ETA: This is a book- don't feel bad if you don't want to read it!!
My grandma is a very young 74 year old. She has more of a social life than I do. But, she's got some health issues where she gets dizzy often and she has really bad carpel tunnel, so her hands go "numb". Tonight, I called her to complain about my sister (she's just a mess); well, it came up that my sister has prevented my mom from babysitting a couple of times- and my grandma asked me- why do you ask your mom when I live right next door. Sigh..I knew this was coming. I felt so bad, but I had to tell her. I told her I'd feel worried because she loses her balance (and has to grab onto walls sometimes), and she always talks about her hands being numb. I told her I'd be worried that would happen while she was watching K.
She got so upset and said, "Well that's it- I'll never offer to babysit again!!" As if she was taking something from me?? I just feel bad because she helped raise me growing up, and those days are behind her now. It must be hard to realize that. I may have been able to lie to her, but I didn't know what to say. I tried to be as delicate as possible, but I knew it would upset her- even though I'm right, and she should know that she's not in good enough condition to be responsible for an 8 month old. I just feel bad for making her feel bad- and old.
The reason I was calling her is because my mom went shopping with K and I, and my sister kept calling my phone- she wanted my mom to come home to take HER shopping. I mean, I never see my mom and my sister still lives at home. My mom is at her beck and call- so when she called my phone again, I told her that mom was with me and she'd be home when we were done. Then, my sister left me a horrid voicemail calling me stuck up and saying that the world doesn't revolve around me (apparently, it revolves around HER). So, I was all upset and didn't want to get my mom anymore upset over this crap- so, I was telling my grandma about it. She tells me about my sister all the time- I thought she would understand...then the babysitting thing came up.

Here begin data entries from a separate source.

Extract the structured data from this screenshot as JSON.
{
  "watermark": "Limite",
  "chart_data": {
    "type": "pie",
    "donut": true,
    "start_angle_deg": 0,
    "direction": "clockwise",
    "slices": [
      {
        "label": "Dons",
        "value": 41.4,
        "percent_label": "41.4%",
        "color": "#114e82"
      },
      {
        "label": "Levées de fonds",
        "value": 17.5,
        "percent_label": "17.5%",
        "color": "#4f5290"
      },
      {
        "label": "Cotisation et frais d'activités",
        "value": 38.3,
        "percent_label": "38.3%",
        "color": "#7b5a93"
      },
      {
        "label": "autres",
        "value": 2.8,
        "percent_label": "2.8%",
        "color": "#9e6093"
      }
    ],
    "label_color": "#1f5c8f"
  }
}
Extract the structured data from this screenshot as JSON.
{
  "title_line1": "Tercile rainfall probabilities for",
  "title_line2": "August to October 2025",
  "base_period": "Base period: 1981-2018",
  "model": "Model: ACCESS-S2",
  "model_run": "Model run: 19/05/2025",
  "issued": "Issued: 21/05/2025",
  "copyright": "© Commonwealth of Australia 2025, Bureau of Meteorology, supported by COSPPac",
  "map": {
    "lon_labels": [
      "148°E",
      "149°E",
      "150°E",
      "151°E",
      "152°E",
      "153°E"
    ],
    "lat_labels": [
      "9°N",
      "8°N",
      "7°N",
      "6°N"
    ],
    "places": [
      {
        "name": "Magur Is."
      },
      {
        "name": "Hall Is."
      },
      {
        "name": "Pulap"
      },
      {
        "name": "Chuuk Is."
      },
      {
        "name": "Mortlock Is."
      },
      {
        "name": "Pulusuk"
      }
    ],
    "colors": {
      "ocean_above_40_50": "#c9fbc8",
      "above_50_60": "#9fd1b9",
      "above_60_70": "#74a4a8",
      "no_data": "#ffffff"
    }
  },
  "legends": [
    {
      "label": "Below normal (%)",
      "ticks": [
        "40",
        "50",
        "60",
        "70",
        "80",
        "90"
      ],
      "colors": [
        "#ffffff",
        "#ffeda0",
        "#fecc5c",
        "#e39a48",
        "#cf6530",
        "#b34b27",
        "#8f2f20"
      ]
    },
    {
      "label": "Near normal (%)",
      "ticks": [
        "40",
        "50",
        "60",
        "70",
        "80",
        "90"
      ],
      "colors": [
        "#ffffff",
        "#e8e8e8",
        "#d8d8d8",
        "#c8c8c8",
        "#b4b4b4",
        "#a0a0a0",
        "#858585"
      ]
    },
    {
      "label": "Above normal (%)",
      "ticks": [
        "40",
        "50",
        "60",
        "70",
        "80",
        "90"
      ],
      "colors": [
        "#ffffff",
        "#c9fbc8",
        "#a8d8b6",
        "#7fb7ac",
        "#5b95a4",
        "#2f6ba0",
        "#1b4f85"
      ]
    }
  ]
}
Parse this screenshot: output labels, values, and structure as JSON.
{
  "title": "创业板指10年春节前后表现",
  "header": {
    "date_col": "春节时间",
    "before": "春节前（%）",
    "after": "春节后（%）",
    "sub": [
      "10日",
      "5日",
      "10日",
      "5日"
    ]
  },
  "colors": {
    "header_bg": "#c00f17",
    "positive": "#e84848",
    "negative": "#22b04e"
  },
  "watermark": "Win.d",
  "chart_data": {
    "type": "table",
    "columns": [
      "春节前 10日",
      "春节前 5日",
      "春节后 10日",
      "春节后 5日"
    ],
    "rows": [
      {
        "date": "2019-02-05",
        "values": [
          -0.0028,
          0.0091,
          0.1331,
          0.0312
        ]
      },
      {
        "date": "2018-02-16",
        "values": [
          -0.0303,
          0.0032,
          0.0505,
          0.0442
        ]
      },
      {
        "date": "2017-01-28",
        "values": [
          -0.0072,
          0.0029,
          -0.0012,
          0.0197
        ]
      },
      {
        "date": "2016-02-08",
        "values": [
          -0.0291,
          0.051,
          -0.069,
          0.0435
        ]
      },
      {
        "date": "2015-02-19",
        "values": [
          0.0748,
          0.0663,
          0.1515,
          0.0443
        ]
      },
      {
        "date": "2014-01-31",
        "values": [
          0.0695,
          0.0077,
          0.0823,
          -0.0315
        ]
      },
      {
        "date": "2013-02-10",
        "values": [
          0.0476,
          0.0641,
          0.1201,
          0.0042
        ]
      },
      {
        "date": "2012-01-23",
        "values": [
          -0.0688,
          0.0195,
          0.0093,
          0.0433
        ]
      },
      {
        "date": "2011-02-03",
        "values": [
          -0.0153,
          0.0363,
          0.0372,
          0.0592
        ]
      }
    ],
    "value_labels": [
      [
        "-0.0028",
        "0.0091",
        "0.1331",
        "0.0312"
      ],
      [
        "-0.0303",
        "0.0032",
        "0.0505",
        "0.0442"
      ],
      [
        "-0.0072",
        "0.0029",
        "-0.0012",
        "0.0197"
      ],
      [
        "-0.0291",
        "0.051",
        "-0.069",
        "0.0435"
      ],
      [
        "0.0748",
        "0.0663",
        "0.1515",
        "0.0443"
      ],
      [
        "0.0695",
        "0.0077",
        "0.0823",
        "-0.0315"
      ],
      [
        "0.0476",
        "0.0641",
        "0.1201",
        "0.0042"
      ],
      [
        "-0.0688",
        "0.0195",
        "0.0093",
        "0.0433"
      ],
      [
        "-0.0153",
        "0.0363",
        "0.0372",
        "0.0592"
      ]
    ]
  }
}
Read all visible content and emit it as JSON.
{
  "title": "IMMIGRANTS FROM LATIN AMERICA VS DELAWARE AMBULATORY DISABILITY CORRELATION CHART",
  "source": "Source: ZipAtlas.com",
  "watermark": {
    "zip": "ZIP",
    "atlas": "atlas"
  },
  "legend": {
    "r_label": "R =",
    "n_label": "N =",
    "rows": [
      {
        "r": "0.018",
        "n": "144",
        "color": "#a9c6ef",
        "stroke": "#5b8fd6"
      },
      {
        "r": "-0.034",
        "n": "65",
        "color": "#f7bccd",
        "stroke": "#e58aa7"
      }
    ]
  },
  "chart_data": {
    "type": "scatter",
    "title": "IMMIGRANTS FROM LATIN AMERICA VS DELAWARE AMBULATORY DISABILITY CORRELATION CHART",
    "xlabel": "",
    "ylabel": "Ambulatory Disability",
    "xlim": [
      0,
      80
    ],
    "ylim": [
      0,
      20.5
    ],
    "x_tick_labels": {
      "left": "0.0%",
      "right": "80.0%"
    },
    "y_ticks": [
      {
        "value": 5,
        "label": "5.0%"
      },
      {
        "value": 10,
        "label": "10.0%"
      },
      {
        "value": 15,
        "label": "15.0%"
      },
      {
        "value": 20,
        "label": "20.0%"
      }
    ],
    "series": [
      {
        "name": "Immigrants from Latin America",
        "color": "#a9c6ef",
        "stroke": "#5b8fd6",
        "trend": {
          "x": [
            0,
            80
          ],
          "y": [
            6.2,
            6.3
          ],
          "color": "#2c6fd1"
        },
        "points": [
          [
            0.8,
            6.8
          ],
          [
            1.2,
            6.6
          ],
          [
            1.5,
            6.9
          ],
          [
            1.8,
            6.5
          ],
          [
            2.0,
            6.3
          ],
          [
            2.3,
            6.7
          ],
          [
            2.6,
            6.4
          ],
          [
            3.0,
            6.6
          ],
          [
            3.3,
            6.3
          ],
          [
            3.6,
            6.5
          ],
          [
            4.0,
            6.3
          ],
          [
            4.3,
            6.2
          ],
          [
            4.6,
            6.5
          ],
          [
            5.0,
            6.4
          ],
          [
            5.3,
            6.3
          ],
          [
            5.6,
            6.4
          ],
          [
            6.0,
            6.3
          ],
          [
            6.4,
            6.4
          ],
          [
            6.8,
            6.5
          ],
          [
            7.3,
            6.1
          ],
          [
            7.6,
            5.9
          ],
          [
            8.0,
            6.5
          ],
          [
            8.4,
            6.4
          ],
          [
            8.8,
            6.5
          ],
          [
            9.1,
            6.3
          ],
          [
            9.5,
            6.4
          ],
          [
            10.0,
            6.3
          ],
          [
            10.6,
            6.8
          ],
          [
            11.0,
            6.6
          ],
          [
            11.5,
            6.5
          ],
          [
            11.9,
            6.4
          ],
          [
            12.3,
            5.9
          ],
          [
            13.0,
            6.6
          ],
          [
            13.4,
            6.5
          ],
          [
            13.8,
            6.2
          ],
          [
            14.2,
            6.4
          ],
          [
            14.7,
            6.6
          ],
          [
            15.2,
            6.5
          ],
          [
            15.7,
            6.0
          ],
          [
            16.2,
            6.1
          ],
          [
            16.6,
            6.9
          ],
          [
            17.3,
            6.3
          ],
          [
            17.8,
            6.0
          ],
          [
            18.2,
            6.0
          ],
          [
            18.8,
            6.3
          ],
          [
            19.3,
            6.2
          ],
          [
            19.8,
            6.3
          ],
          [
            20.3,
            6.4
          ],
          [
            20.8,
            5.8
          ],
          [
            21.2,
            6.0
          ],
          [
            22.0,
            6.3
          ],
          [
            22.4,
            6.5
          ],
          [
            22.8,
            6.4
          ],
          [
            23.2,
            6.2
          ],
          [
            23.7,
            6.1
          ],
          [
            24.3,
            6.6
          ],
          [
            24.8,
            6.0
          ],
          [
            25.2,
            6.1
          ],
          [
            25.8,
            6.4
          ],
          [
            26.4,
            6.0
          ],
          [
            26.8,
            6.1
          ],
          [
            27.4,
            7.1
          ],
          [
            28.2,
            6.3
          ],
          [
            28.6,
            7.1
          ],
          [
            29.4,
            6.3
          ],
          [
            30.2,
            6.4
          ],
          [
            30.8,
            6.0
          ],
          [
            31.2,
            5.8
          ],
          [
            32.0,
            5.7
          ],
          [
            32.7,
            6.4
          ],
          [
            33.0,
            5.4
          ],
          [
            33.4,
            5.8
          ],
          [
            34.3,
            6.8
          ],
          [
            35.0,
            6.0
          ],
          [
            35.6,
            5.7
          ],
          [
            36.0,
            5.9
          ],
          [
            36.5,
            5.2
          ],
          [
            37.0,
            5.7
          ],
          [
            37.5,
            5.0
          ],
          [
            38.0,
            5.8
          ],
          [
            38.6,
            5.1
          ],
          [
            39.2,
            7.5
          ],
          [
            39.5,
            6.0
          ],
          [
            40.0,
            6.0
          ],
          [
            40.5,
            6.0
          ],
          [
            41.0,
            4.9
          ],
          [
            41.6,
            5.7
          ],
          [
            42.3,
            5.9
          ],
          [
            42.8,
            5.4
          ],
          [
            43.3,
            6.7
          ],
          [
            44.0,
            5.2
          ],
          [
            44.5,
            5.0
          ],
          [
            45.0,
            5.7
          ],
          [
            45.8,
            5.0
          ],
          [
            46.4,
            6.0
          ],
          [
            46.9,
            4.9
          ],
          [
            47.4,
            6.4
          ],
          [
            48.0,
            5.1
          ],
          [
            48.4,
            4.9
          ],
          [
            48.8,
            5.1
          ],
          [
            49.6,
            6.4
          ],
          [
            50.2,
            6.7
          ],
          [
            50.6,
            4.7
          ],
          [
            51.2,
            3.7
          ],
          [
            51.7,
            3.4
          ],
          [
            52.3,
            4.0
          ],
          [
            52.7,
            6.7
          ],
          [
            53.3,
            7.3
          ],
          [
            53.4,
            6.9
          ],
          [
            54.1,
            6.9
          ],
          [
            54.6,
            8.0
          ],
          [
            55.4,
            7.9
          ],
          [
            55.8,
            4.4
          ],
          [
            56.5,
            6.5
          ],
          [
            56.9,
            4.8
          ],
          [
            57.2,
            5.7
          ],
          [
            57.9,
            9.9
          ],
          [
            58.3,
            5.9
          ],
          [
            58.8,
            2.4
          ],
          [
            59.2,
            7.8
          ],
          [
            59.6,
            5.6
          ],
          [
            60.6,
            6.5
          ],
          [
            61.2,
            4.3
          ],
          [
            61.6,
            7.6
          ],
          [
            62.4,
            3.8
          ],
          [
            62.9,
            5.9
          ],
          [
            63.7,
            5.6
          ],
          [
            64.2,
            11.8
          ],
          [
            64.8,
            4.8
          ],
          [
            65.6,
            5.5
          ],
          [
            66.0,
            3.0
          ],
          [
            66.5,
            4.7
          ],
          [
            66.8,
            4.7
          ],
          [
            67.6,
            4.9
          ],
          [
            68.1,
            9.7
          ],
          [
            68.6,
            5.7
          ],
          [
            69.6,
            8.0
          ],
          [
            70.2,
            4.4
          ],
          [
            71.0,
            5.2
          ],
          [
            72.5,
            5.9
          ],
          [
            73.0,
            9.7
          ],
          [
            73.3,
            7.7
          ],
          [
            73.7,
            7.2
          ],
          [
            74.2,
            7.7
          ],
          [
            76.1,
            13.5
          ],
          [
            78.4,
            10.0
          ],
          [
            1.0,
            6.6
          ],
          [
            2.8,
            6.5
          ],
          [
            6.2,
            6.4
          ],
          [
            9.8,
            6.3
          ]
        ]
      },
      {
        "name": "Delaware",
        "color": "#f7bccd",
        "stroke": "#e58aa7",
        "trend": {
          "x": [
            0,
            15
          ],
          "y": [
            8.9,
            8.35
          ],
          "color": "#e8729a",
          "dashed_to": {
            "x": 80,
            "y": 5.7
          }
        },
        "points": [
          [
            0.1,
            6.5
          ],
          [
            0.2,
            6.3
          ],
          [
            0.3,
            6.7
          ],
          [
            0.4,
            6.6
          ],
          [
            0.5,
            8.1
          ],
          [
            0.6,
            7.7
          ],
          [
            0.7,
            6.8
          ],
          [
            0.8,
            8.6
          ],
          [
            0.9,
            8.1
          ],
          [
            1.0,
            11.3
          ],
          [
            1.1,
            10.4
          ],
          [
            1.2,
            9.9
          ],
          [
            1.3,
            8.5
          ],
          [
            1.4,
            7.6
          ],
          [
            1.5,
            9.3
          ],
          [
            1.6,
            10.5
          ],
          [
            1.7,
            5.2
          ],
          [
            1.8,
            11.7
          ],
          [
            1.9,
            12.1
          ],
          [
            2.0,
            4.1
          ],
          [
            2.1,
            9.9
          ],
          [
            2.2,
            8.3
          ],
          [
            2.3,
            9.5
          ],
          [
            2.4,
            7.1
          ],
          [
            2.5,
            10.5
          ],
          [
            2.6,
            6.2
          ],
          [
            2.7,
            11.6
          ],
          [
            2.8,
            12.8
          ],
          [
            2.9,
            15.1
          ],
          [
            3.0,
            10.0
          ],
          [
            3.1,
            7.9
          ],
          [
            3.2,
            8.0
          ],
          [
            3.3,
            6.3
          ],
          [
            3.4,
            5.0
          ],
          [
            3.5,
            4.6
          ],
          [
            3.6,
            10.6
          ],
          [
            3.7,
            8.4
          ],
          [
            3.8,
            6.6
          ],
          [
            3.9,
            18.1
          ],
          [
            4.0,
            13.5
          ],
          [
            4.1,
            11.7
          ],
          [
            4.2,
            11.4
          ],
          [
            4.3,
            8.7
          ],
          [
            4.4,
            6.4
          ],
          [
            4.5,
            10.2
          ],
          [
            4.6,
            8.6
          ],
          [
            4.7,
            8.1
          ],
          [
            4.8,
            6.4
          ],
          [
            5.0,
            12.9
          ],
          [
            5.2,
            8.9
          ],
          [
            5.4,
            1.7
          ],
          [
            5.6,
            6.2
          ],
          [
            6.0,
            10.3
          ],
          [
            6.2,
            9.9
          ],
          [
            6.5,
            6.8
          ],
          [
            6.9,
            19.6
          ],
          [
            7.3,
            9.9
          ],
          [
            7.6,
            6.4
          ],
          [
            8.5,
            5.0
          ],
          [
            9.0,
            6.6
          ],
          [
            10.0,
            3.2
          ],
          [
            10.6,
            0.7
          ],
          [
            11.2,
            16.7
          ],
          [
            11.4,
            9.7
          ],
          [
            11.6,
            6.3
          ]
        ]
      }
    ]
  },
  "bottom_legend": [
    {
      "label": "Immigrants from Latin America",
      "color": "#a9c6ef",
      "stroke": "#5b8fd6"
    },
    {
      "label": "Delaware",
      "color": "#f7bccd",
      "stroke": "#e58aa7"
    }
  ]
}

It gets better, my sister then went to my grandparents house- why- because my mom would only buy her ONE shirt, not two...so my sister left the store and walked to my grandma's house. (probably a 30 minute walk) Talk about a spoiled brat. Oh, she's 18 by the way. My mom allowed her to be like this growing up, and now she's a monster. It's sad.
Okay, sorry for unloading like that. Thanks for listening. And sorry for the "poor me"...this is just a sucky night.
Re: I'm feeling so sad- I hurt my grandma's feelings
Ugh, yuck, that is a lot to handle in just one evening. I would be feeling really down too.
As far as your grandmother, I think in the long run you did the right thing. It would have kept coming up and at some point you would have had to tell her what the deal was. I'd be willing to bet that part of the reason she was so upset is because she knows you're right and it makes her sad that she's losing some of her functioning as she ages
Give her some time, she may come around!
aw star i'm sorry.
Oh that is so tough! The grandmother thing. My grandmother is in decent health and I get really worried about her dropping O, so I totally get it. She has vertigo and some other issues and I just worry. I would never be able to leave her with him. It is sad, but true. If something ever happened to our babies in their care, they would never recover from it. And of course, neither would we.
As for your sister....jeez. Not even sure what to say to that. Is she going to college? The real world is going to be interesting for her.
Hang in there!
That totally sucks. I can see why your grandma would be upset, but I can also see why you'd be worried. I'm more worried about the dizzy spells though. Has your Grandma had this checked out? There might be some simple medication she can take to help with this.
And your sister sounds like a gem. My SIL can be way stuck up and spoiled so I sympathize. I would tell her to STFU.
Ugh. I'm sorry you have to deal with all of this. That is so frustrating.